A Theory for Quantum Learning in the NISQ Era with Jerry Li, Principal Research Scientist at MSR Redmond
Abstract: How can we learn inherently quantum phenomena? Not only is this question important for verification of quantum computation, but it is arguably one of the most basic learning theoretic questions about the physical world. While much there has been much theoretical attention on this question, almost all of the algorithms developed are impractical to run on existing (so called noisy intermediate scale quantum or NISQ) quantum computers. One key bottleneck to implementing these algorithms is that NISQ devices lack the large scale quantum memory required. However, in contrast to the unconstrained quantum setting, where in many cases optimal rates are known, the theory of learning on such NISQ devices was, prior to our work, much less well understood. In this talk, we will describe a line of work on understanding the complexity of learning with limited amounts of quantum memory, and more generally, learning on NISQ devices.
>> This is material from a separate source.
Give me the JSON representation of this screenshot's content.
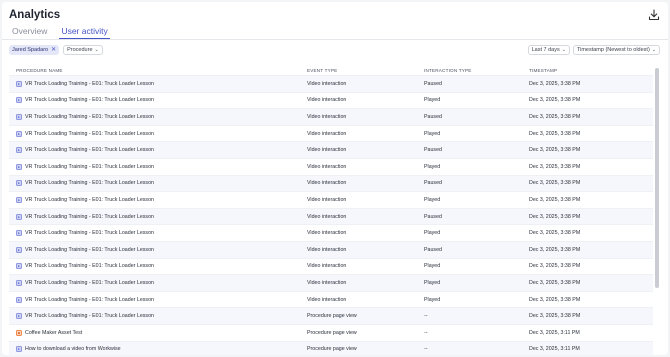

For many natural problems, we will demonstrate sharp characterizations for the sample complexity of learning with and without quantum memory. No prior knowledge of quantum will be necessary for the talk, nor possessed by the speaker. The first half of the talk will consist of a gentle introduction to the relevant concepts in quantum information theory.
Bio: Jerry is a principal research scientist at MSR Redmond, where he works on a number of both theoretical and applied topics, including quantum information theory, high dimensional statistics, robustness, and the science of deep learning. He obtained his PhD from MIT under Ankur Moitra, and was a VMWare Fellow at the Simons Institute.